For information on how to install and configure GPload and GPfdist, please refer to the Greenplum Administration Guide.
Options
Option |
Description |
---|---|
Step name |
Name of the step. |
Connection |
The database connection(JDBC) to which you will be loading data. Note that you must set $PGPASSWORD in the environment where gpload executes, the password is not transfered to the gpload process from kettle. |
Target schema |
The name of the Schema for the table to write data to. |
Target table |
The name of the target table to write data to. |
Load method |
Defines whether to actually call gpload (Automatic) after generating the configuration and data files or stop execution after the files are created (Manual) so that gpload could be run manually at a later time. |
Erase cfg/dat files after use |
Configure whether or not you want the control and data files generated to be removed after execution of the transformation. |
Fields Tab
Option |
Description |
---|---|
Load action |
Defines the type of load you wish to perform: |
Get Field |
Click this button to retrieve a list of potential fields to load based on the input fields coming into this step. |
Edit Mapping |
Click this button to open the mapping editor allowing you to change the mapping between fields from the source data file and the corresponding field the data will be written to in the target table. |
Table Field |
Name of the column in the "Target Table" that maps to a "Stream field" |
Stream Field |
Name of a field input stream.
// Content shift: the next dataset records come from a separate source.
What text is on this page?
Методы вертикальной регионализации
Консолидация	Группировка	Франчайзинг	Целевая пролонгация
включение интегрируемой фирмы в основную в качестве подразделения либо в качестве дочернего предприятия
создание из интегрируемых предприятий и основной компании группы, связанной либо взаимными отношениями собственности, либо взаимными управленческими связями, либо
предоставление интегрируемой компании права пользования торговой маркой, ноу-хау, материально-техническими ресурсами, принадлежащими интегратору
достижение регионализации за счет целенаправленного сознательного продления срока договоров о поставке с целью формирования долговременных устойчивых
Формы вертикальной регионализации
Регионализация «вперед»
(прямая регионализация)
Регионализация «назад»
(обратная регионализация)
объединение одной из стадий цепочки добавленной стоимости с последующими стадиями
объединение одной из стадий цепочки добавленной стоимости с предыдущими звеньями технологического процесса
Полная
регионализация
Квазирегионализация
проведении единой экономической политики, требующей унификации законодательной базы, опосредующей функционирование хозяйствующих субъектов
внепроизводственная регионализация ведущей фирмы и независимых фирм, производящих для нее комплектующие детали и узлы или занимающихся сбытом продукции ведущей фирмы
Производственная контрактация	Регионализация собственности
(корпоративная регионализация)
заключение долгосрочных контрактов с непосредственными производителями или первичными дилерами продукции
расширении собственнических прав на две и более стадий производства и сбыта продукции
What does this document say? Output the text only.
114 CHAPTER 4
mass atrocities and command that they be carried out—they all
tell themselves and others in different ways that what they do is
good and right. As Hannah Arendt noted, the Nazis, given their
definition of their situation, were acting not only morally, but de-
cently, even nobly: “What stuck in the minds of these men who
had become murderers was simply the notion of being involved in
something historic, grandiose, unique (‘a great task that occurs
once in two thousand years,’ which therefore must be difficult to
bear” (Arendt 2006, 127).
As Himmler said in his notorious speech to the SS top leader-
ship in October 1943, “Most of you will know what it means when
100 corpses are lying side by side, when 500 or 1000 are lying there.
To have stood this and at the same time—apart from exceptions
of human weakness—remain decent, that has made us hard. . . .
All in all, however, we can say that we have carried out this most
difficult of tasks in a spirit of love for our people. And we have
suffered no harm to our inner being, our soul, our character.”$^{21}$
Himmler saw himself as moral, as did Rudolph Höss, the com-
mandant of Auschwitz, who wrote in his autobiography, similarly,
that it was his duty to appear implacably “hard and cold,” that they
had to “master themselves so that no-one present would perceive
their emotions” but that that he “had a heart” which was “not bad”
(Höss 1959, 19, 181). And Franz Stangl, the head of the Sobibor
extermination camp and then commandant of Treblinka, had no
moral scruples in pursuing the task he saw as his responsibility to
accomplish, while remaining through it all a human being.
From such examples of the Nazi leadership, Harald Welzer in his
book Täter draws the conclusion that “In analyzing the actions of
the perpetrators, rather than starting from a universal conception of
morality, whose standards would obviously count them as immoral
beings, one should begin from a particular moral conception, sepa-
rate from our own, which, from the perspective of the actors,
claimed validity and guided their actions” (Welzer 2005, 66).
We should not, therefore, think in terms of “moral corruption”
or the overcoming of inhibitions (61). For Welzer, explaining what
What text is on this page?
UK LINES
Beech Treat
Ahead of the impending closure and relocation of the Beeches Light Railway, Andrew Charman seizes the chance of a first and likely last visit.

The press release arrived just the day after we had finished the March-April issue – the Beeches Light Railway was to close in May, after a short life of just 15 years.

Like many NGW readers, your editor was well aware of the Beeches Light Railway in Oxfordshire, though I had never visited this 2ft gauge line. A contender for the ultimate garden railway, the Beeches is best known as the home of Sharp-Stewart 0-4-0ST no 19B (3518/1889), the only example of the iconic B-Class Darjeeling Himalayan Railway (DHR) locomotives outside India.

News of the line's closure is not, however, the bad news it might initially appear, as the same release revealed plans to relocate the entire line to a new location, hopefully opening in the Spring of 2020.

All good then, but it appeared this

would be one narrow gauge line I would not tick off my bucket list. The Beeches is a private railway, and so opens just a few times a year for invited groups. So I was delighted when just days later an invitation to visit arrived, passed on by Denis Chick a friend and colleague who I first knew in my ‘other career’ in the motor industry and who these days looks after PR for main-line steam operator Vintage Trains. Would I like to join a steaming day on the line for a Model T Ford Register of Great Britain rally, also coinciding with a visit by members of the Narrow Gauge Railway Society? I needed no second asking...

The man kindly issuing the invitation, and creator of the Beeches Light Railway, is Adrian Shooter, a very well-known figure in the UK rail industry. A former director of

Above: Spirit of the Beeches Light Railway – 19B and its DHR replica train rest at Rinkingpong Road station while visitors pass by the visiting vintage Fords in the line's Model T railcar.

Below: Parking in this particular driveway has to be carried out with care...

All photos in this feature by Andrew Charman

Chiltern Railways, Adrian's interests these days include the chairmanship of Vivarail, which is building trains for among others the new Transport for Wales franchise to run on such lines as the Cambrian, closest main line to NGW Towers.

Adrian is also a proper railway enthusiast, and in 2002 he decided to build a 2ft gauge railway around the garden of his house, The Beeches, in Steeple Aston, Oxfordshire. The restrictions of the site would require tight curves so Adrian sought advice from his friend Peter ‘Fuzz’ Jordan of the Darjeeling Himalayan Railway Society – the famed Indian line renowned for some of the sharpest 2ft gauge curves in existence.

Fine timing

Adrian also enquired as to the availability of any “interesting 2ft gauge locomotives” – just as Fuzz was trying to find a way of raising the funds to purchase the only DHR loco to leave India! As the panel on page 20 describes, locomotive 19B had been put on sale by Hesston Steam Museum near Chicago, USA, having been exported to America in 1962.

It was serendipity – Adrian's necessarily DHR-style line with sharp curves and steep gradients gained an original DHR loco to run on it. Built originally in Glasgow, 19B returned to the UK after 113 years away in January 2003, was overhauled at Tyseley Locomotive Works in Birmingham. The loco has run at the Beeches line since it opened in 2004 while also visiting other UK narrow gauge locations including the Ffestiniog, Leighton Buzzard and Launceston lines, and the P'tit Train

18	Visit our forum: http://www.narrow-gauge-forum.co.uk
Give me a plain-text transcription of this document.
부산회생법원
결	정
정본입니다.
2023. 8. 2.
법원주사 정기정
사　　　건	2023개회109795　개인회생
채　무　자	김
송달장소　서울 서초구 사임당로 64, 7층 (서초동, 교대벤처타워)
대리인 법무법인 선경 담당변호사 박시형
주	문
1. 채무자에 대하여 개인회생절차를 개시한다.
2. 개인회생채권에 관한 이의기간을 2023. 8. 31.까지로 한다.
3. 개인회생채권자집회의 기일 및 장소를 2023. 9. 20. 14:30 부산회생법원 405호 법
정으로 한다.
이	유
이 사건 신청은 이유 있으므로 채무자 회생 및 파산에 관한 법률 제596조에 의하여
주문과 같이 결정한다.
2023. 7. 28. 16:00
The data in this field will be loaded into the database column specified by "Table Field". |
Date Mask |
The date mask to use of the "Stream Field" is a date type. |
Match |
Boolean. Setting to "Y" indicates that the column is to be used in the "match criteria" of the join condition of the update. |
Update |
Boolean. If set to ""Y then the column will be updated for the rows that meet the "match criteria". |
Update condition |
Optional. Specifies a Boolean condition, similar to what you would declare in a SQL WHERE clause, that must be met in order for a row in the target table to be updated or inserted, in the case of a MERGE. |
Local Host Names Tab
Option |
Description |
---|---|
Port |
Optional. Specifies the specific port number that the gpfdist file distribution program should use. If not specified and Hostname(s) |
Hostname |
Optional. Specifies the host name or IP address of the local machine on |
GP Configuration tab
Option |
Description |
---|---|
Path to the gpload |
The path to where the GPload utility is installed. |
Control file |
Defines the name of the GPload control file that will be generated. control${Internal.Step.CopyNr}.cfg |
Error table |
Defines the target table where error records will be written to. If the table exists it will not be truncated before the load. If the table does not exist it will be created. |
Maximum errors |
Defines the maximum number of errors to allow before the load operation is aborted. Erros are logged to the specified "Error Table". |
Log file |
Specify the location for where GPload will write log information. This information is what would be displayed in a terminal or window if gpload was executed at the command line. |
Data file |
Defines the name of the Data file(s) that will be written for subsequent loading in the target tables by GPload. load${Internal.Step.CopyNr}.dat |
Delimiter |
Delimits the fields written to "Data file". This delimiter is then specified in the generated control file. |
Encoding |
Specify the character set encoding of the data file. Supported encodings are: |
Example
The attached transformation, GPLoad-localhost-variables, demonstrates how environmental variables can be used in the Greenplum Load step to defined local hosts.
Metadata Injection Support (7.x and later)
All fields of this step support metadata injection. You can use this step with ETL Metadata Injection to pass metadata to your transformation at runtime.